I also encourage you to realize the importance of rest  — not sleep, rest. One thing I’ve learned since the beginning of the pandemic is that we are all always rushing around. Some of us never take the time to stop and assess our wellbeing. We power through bad days and ignore when our body pleas for proper care. In my opinion, there is no better way to send your mental health careening into a downward spiral.

Sometimes, it’s okay to take a day for yourself, to lay in bed for that extra 15 minutes in the morning or to admit that you’re not having a good day, rather than slapping on a smile and forcing positivity. This might be in direct opposition to the “just keep going” sentiments we’ve heard all our lives, but I promise you, in the long run, choosing to listen to your mind and body when it needs rest will serve you well.
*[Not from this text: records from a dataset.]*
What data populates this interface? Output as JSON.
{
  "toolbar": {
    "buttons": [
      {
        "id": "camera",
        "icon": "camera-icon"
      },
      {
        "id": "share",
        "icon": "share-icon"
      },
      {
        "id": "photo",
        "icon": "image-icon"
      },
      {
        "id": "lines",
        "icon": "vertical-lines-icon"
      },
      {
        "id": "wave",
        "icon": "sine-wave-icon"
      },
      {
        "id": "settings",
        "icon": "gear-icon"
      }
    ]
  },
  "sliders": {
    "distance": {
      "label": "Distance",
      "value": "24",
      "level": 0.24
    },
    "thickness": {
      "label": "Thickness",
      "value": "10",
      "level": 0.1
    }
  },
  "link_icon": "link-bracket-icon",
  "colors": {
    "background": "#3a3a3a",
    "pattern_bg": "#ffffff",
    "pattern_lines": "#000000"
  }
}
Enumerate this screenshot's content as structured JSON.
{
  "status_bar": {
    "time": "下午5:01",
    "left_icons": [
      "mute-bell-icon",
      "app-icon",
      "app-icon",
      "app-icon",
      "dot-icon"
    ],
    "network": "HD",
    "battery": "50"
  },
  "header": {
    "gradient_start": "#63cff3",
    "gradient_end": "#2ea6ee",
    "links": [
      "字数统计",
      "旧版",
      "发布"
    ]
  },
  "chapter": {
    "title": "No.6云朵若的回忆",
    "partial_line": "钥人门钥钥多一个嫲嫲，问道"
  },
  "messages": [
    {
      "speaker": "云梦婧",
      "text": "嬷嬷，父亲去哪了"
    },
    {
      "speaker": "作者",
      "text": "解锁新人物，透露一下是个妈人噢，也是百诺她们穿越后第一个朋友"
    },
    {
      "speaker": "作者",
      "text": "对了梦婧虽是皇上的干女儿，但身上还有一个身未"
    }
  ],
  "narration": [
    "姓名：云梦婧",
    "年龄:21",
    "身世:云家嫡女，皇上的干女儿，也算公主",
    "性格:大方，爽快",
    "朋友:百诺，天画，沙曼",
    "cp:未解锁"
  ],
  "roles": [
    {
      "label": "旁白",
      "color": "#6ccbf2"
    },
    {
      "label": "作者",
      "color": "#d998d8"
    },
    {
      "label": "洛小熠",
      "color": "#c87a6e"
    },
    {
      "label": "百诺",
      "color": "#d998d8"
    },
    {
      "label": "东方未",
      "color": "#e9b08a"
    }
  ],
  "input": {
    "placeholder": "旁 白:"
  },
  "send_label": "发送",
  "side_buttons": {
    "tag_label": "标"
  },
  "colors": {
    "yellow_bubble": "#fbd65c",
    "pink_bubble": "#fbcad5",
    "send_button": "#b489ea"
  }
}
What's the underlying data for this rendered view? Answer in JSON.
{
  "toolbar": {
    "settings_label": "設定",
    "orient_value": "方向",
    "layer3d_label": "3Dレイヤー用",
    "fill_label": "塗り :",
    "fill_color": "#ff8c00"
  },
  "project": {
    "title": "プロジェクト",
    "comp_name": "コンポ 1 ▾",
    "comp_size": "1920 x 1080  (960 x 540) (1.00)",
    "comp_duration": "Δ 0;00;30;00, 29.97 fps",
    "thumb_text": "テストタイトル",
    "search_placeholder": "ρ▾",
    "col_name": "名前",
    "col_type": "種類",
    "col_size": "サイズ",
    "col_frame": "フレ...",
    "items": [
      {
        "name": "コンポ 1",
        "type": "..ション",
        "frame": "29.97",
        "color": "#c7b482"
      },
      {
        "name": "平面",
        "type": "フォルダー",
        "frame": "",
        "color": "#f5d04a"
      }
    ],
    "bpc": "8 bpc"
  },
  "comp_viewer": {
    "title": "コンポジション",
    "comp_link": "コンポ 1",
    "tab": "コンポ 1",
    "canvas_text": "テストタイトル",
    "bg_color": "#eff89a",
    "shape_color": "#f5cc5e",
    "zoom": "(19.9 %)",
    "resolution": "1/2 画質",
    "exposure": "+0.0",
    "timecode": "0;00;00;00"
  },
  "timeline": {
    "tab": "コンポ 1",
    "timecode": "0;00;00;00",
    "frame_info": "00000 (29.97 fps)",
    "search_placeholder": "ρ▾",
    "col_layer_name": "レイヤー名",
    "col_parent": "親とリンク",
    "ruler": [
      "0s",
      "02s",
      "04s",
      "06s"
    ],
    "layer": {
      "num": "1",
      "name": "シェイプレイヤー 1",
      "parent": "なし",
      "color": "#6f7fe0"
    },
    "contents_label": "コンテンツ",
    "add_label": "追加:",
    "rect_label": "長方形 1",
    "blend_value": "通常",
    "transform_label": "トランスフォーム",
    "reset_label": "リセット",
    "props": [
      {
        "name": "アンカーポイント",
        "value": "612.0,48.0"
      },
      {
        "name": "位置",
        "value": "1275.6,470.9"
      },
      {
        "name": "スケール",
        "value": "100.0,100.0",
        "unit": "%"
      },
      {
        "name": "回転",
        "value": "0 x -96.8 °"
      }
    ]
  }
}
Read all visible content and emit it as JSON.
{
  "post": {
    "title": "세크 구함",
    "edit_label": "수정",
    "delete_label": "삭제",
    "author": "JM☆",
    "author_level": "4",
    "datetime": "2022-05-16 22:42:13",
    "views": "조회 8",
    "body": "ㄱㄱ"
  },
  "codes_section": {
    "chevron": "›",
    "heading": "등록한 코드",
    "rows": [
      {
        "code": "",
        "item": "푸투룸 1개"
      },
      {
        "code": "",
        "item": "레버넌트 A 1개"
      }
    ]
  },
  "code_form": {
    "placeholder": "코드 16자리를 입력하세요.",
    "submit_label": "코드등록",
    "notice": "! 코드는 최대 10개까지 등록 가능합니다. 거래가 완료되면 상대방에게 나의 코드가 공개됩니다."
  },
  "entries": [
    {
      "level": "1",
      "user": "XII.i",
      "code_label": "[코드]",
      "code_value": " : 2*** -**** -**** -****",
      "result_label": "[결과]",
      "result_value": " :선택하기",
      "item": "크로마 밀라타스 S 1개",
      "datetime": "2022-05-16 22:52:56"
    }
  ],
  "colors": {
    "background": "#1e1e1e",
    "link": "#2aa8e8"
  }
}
I realize that much of what I’ve just told you can simply be read online anywhere. I only reiterate this information because I’ve found all of these tactics very important to my college journey. When I let my established basic routine fall through the cracks, I’m left exhausted, in pain and sluggish. Simply being mindful about my sleep schedule, food intake, exercise and mental state puts me on the path to a better, healthier life. Consider this routine the foundation of your self-care journey, a baseline to help you discover what you need to make sure you’re taking care of your physical and mental wellbeing.